The sequence begins with a collage of the Yves Klein sculpture, which has been conjugated with a single frame from King Kong (1933) so that the International Klein Blue figure of Arman is seen to be holding the fainting heroine Anne Darrow in his arms. This is followed by a single frame of the strangulation scene in Oshima's film. The six interactive transformations that follow show a progressive digitisation of the Oshima image into an increasingly abstract arrangement of larger and larger pixels. Within these pixel blocks the Bosch painting gradually emerges, until it entirely fills the screen in the final image.
The architectonic presence of this narrative unfolds in the viewer’s body action. And the sequence reverses when the viewer walks away from the screen.
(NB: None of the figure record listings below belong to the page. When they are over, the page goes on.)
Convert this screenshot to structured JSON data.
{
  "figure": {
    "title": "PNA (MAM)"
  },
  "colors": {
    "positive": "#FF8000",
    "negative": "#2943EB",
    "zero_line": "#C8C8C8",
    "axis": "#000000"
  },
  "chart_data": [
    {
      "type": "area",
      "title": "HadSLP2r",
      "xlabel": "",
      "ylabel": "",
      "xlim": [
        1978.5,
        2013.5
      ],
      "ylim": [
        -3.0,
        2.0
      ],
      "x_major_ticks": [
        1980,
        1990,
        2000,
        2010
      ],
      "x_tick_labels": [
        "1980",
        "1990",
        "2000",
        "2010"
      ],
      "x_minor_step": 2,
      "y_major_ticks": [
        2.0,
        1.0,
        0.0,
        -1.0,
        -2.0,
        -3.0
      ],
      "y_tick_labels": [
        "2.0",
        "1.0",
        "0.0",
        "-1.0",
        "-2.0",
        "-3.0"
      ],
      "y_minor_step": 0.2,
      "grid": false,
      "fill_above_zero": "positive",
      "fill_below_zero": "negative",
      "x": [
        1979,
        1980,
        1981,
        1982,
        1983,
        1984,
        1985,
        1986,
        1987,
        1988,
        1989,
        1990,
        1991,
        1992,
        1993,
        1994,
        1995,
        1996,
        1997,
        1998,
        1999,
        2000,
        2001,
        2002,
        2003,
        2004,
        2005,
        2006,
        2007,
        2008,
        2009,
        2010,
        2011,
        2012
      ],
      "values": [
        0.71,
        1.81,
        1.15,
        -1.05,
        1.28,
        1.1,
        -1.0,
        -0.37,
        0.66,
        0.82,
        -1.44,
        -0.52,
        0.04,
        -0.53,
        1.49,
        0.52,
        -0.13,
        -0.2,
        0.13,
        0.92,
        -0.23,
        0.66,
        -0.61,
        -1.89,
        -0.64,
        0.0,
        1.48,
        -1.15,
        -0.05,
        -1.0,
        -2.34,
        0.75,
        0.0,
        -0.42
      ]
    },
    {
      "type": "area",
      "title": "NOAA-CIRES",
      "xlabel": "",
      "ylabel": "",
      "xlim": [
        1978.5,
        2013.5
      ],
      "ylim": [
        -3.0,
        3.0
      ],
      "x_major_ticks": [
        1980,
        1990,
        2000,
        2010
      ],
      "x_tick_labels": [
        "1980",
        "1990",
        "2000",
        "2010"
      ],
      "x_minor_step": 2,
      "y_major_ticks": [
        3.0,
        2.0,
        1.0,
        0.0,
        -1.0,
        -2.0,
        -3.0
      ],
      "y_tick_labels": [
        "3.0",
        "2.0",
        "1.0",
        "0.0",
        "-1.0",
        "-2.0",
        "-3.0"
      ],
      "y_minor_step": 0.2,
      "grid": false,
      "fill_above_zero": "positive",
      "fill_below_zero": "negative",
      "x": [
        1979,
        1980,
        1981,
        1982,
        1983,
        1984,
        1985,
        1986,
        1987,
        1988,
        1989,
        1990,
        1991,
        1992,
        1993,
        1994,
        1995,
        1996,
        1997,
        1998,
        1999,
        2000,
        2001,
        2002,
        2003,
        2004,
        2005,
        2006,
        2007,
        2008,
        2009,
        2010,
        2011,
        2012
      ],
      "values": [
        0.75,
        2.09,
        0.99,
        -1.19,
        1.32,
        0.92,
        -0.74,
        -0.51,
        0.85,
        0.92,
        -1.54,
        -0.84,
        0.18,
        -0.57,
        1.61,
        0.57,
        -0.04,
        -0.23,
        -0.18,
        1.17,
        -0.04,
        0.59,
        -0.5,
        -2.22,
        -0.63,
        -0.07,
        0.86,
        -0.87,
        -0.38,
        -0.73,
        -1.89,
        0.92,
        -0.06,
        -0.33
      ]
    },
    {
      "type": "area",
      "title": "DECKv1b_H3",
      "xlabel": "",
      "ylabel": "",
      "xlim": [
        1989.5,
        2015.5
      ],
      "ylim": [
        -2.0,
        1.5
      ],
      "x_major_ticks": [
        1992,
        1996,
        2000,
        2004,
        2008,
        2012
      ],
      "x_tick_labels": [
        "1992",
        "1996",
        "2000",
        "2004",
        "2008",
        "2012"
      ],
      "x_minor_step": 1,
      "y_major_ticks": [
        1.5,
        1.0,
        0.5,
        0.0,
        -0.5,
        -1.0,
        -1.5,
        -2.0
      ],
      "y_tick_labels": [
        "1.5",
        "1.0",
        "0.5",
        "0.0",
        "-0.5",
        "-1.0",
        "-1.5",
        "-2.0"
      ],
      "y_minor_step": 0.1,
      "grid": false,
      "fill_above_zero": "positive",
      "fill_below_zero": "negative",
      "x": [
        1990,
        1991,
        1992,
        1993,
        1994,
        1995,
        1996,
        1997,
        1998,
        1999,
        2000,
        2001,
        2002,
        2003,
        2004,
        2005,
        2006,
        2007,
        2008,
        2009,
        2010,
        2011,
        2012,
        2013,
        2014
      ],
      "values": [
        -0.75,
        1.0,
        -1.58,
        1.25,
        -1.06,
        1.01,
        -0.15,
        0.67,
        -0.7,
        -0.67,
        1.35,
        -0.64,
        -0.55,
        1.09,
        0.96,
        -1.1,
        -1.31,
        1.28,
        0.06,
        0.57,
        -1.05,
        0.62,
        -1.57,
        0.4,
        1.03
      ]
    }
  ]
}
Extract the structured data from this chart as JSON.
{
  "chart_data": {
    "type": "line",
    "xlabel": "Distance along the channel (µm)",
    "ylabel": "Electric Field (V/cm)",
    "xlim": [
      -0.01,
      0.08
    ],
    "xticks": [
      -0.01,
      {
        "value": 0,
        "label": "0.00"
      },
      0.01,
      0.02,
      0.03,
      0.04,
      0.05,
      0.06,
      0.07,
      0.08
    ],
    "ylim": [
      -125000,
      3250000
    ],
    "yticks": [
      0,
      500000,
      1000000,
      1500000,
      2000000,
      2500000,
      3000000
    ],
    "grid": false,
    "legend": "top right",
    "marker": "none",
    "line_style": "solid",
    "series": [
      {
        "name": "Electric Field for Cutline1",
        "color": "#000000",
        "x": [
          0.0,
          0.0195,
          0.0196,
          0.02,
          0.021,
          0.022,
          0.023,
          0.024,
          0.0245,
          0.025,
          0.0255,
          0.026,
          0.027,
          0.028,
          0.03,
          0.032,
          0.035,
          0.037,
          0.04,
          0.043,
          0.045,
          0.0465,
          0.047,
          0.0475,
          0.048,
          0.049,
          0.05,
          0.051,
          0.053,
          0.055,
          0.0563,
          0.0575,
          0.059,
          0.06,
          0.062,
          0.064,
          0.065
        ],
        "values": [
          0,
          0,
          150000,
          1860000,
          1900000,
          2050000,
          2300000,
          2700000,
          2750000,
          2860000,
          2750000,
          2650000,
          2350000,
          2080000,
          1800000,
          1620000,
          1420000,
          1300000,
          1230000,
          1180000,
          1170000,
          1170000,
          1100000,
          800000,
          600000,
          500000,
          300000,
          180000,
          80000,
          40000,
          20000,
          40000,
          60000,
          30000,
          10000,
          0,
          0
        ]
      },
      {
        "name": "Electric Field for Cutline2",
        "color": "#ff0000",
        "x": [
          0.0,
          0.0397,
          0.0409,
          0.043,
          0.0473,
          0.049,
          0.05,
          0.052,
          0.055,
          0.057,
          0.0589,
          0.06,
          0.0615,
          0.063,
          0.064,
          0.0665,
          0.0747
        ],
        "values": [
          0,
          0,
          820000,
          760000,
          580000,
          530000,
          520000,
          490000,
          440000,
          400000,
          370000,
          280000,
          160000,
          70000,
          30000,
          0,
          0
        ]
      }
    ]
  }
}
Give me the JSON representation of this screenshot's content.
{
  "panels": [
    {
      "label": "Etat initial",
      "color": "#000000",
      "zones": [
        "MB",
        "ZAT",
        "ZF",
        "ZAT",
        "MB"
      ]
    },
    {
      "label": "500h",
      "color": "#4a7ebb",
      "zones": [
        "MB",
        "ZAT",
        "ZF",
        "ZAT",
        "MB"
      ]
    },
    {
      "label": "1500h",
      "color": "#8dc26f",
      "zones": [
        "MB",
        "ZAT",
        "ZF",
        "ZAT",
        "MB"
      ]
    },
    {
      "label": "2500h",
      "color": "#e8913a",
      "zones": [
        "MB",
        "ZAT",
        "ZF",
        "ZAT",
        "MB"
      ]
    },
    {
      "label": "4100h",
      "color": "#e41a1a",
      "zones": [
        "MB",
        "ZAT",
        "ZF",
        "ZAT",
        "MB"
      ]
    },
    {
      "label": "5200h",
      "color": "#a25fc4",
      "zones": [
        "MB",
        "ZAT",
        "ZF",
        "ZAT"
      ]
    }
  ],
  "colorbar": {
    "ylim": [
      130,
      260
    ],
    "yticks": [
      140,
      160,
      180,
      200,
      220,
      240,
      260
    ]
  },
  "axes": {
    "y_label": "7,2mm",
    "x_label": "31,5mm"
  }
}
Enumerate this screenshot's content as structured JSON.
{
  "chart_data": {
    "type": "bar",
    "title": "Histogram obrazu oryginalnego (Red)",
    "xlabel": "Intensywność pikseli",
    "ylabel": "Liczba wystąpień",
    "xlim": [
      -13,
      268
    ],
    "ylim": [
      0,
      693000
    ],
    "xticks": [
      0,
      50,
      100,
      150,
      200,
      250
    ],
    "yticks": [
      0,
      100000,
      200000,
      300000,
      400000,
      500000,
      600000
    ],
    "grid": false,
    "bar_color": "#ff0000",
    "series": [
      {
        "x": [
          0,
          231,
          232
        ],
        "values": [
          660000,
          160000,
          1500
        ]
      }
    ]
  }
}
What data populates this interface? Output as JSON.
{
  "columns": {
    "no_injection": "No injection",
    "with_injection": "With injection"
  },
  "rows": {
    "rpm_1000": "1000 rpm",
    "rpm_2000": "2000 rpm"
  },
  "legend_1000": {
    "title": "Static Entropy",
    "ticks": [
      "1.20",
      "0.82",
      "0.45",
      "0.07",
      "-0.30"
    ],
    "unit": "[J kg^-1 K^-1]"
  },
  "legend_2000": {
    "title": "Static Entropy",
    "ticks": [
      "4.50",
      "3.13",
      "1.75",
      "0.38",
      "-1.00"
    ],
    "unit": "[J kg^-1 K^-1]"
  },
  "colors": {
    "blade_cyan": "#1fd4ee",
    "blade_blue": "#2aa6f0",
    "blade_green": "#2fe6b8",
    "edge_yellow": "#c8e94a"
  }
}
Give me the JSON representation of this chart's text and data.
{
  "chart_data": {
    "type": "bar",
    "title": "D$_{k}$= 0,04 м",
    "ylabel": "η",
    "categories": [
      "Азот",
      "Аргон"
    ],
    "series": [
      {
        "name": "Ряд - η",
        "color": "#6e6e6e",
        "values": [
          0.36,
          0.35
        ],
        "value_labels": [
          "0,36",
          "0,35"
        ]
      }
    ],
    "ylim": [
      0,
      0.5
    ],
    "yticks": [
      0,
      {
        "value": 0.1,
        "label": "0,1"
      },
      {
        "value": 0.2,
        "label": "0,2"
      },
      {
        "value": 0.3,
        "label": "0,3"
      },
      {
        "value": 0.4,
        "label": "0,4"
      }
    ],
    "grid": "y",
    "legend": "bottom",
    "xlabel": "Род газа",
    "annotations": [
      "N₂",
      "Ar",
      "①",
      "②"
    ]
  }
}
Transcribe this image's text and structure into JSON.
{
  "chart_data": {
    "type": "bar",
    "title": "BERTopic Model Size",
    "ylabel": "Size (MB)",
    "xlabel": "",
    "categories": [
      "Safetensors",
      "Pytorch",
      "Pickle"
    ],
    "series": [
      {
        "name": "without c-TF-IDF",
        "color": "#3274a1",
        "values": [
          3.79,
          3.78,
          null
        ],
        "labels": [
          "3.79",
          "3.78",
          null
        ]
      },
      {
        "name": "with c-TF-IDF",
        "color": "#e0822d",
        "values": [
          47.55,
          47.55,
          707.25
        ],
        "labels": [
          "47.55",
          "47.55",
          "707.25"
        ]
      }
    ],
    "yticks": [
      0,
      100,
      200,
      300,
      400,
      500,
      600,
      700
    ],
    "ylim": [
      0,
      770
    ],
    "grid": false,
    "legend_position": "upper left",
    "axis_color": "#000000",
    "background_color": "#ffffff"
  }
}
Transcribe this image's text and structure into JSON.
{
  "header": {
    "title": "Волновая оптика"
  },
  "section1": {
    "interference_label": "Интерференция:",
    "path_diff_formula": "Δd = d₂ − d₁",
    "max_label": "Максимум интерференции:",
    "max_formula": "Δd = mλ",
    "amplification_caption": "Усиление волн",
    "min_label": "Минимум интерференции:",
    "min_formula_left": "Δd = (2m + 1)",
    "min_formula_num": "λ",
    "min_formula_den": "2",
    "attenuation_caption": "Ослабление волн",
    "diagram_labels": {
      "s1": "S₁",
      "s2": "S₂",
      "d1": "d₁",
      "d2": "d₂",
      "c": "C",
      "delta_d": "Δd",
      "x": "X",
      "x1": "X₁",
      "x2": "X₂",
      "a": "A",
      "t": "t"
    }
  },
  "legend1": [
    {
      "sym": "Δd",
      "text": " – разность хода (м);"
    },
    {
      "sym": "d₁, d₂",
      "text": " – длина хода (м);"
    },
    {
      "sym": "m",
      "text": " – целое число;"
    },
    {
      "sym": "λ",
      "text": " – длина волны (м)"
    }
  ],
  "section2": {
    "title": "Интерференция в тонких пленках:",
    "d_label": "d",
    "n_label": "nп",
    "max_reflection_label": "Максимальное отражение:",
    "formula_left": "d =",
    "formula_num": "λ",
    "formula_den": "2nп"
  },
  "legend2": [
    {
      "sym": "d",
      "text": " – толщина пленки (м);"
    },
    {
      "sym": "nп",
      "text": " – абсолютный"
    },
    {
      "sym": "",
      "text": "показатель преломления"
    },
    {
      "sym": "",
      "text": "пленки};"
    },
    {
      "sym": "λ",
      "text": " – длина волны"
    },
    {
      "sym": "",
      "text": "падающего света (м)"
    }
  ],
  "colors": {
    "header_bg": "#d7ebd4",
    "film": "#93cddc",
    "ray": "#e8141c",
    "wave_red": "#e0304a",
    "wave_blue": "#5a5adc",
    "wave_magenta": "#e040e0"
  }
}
The singular trajectory that begins at the building’s entrance, and then goes all the way to the surface of the projection screen at the other end of the space, embodies a real and a virtual journey for the viewer, traversing the neo-Gothic arches of the Vleeshal while at the same time passaging through the narrative imaginary of the projected imagery. The work engages a triple signification of the Vleeshal itself, which has the style and atmosphere of a Gothic church, yet whose original function centuries earlier was as a cold house for the storage and sale of fresh meat, and which is now a public exhibition space for contemporary art. This convergence of esoteric, corporal and aesthetic forces becomes relational to the conjunction of sacred, profane and carnal allusions presented in the work's iconographic progression. The Klein collage intimates an inversion of the archetype of Mary holding Christ’s limp body, which then morphs into Oshima’s cruciform organisation of male and female bodies, whose underlying digital formation then recalibrates itself in Bosch’s esoteric corporeality.